Après plusieurs mois de vives tensions, c’est cet après-midi qu’est examinée en commission mixte paritaire (CMP), la proposition de loi « visant à lever les contraintes à l’exercice du métier d’agriculteur », dite « loi Duplomb », du nom de son co-auteur. Au sein du conclave, composé de sept députés et sept sénateurs, les débats risquent d’être houleux comme l’assure le député écologiste Benoît Biteau qui participe à la CMP : « Nous allons essayer de rétablir, à huis clos, le débat que nous aurions dû avoir dans l’hémicycle », prévient-il. « Je vais défendre le principe de précaution qui, par chance, est dans la Constitution ».

Marine Tondelier réclame un référendum

Également présente lors du rassemblement, la secrétaire nationale des Écologistes, Marine Tondelier, pointe un « scandale sanitaire » qui s’ajoute à un « scandale démocratique » : « Ils ont tellement honte qu’ils ne peuvent pas regarder les Français dans les yeux, donc ils se réfugient dans un huis clos ». Le 26 mai dernier, avant que le texte soit examiné à l’Assemblée nationale, la motion de rejet déposée par le groupe LR face aux 3 500 amendements déposés par le groupe Écologiste et social et La France insoumise a été adoptée, conduisant à l’examen du texte directement en CMP.

Pour l’écologiste, ce texte doit absolument être tranché par les Français avec un référendum. Elle dit en avoir discuté avec Emmanuel Macron : « Je lui ai dit : Monsieur le Président de la République, assumez devant les Français, demandez-leur leur avis, ça concerne notre santé, c’est normal qu’on soit consultés ». Elle l’assure : les députés et sénateurs dans le déni font preuve d’un « obscurantisme crasse » et seront « rattrapés par un principe de réalité ».

« Un trumpisme à la française »

Selon un sondage de l’IFOP, réalisé en avril dernier, 83 % des personnes sondées ont indiqué être contre la réintroduction des pesticides dangereux comme l’acétamipride. « Nous assistons à un trumpisme à la française avec une population qui est massivement opposée à la loi », alerte Delphine Batho.

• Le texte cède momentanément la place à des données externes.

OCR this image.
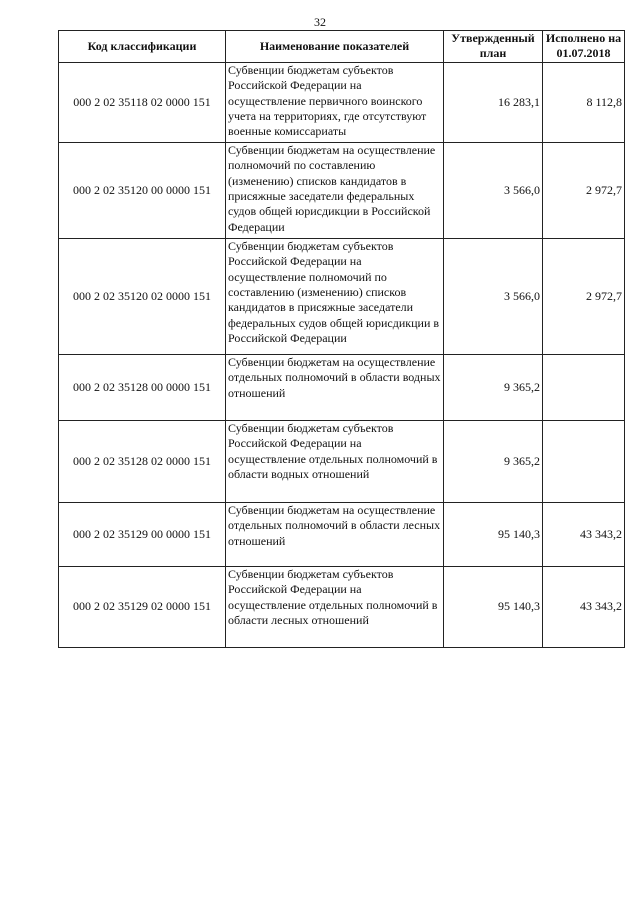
32
Код классификации	Наименование показателей	Утвержденный план	Исполнено на 01.07.2018
000 2 02 35118 02 0000 151	Субвенции бюджетам субъектов Российской Федерации на осуществление первичного воинского учета на территориях, где отсутствуют военные комиссариаты	16 283,1	8 112,8
000 2 02 35120 00 0000 151	Субвенции бюджетам на осуществление полномочий по составлению (изменению) списков кандидатов в присяжные заседатели федеральных судов общей юрисдикции в Российской Федерации	3 566,0	2 972,7
000 2 02 35120 02 0000 151	Субвенции бюджетам субъектов Российской Федерации на осуществление полномочий по составлению (изменению) списков кандидатов в присяжные заседатели федеральных судов общей юрисдикции в Российской Федерации	3 566,0	2 972,7
000 2 02 35128 00 0000 151	Субвенции бюджетам на осуществление отдельных полномочий в области водных отношений	9 365,2	
000 2 02 35128 02 0000 151	Субвенции бюджетам субъектов Российской Федерации на осуществление отдельных полномочий в области водных отношений	9 365,2	
000 2 02 35129 00 0000 151	Субвенции бюджетам на осуществление отдельных полномочий в области лесных отношений	95 140,3	43 343,2
000 2 02 35129 02 0000 151	Субвенции бюджетам субъектов Российской Федерации на осуществление отдельных полномочий в области лесных отношений	95 140,3	43 343,2
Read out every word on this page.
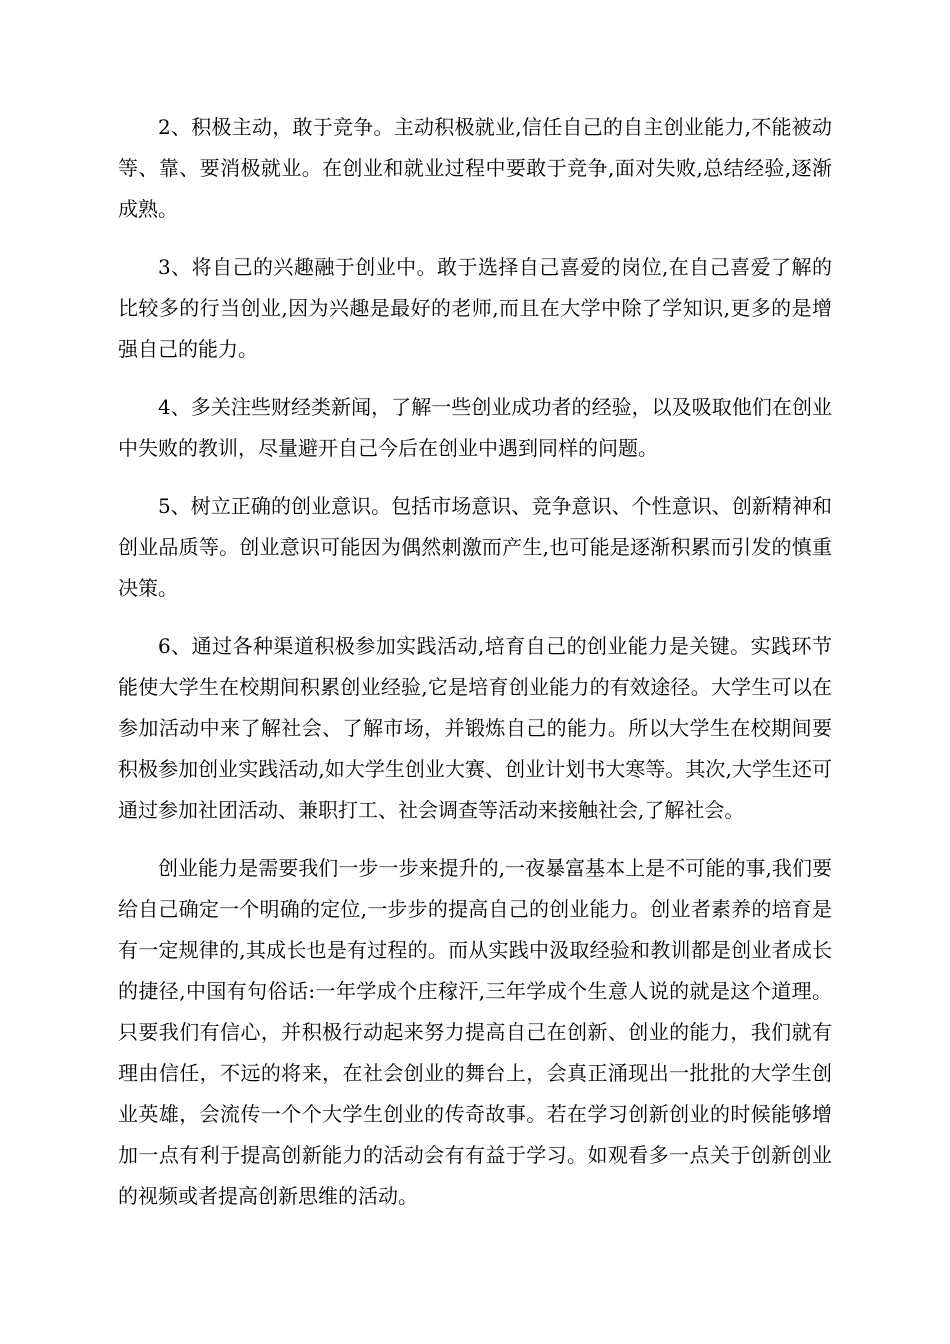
2、积极主动，敢于竞争。主动积极就业,信任自己的自主创业能力,不能被动等、靠、要消极就业。在创业和就业过程中要敢于竞争,面对失败,总结经验,逐渐成熟。

3、将自己的兴趣融于创业中。敢于选择自己喜爱的岗位,在自己喜爱了解的比较多的行当创业,因为兴趣是最好的老师,而且在大学中除了学知识,更多的是增强自己的能力。

4、多关注些财经类新闻，了解一些创业成功者的经验，以及吸取他们在创业中失败的教训，尽量避开自己今后在创业中遇到同样的问题。

5、树立正确的创业意识。包括市场意识、竞争意识、个性意识、创新精神和创业品质等。创业意识可能因为偶然刺激而产生,也可能是逐渐积累而引发的慎重决策。

6、通过各种渠道积极参加实践活动,培育自己的创业能力是关键。实践环节能使大学生在校期间积累创业经验,它是培育创业能力的有效途径。大学生可以在参加活动中来了解社会、了解市场，并锻炼自己的能力。所以大学生在校期间要积极参加创业实践活动,如大学生创业大赛、创业计划书大寒等。其次,大学生还可通过参加社团活动、兼职打工、社会调查等活动来接触社会,了解社会。

创业能力是需要我们一步一步来提升的,一夜暴富基本上是不可能的事,我们要给自己确定一个明确的定位,一步步的提高自己的创业能力。创业者素养的培育是有一定规律的,其成长也是有过程的。而从实践中汲取经验和教训都是创业者成长的捷径,中国有句俗话:一年学成个庄稼汗,三年学成个生意人说的就是这个道理。只要我们有信心，并积极行动起来努力提高自己在创新、创业的能力，我们就有理由信任，不远的将来，在社会创业的舞台上，会真正涌现出一批批的大学生创业英雄，会流传一个个大学生创业的传奇故事。若在学习创新创业的时候能够增加一点有利于提高创新能力的活动会有有益于学习。如观看多一点关于创新创业的视频或者提高创新思维的活动。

Au sein du texte, c’est principalement la réintroduction de l’acétamipride, un pesticide interdit en France en 2018 pour ses dégâts sur la biodiversité et pour la suspicion de risque sur la santé humaine, qui cristallise les tensions. Daniel Salmon, sénateur écologiste dénonce le « déni scientifique » : « Qu’est-ce que l’on fait de la science », s’interroge-t-il. « Les médecins, les scientifiques, le CNRS, tous disent que l’on ne peut pas continuer comme cela. C’est une question de santé publique ainsi que de maintenir l’environnement dans un bon équilibre ».

Delphine Batho ajoute : « Sur l’acétamipride, l’Union européenne a décidé de réexaminer l’utilisation de ce produit toxique au regard des preuves scientifiques. Ce n’est pas lorsque nous sommes en train de gagner la bataille que nous devons abandonner », prévient l’ancienne ministre de l’Ecologie.

« Le bouc émissaire, c’est l’écologie »

Alors qu’elle est interdite en France, la molécule controversée est autorisée jusqu’en 2033 au sein de l’Union européenne. Pour les défenseurs du texte, l’usage de ce pesticide dans les pays voisins constitue une « concurrence déloyale » qu’il convient de résorber.

« Invoquer la concurrence déloyale est un prétexte », souligne Daniel Salmon. « Les mêmes qui dénoncent cette concurrence déloyale ont mis en place les traités de libre-échange. Donc invoquer la concurrence déloyale est un faux nez pour permettre le moins disant environnemental ».

Benoît Biteau estime également que cet argument est faux : « Aujourd’hui les engrais de synthèse ont tellement augmenté qu’il n’y a plus de compétitivité », avance le député qui reproche à Laurent Duplomb son manque d’objectivité. « Lorsque l’on n’a plus de réponse objective, il faut trouver des boucs émissaires. Et ici, le bouc émissaire, c’est l’écologie ».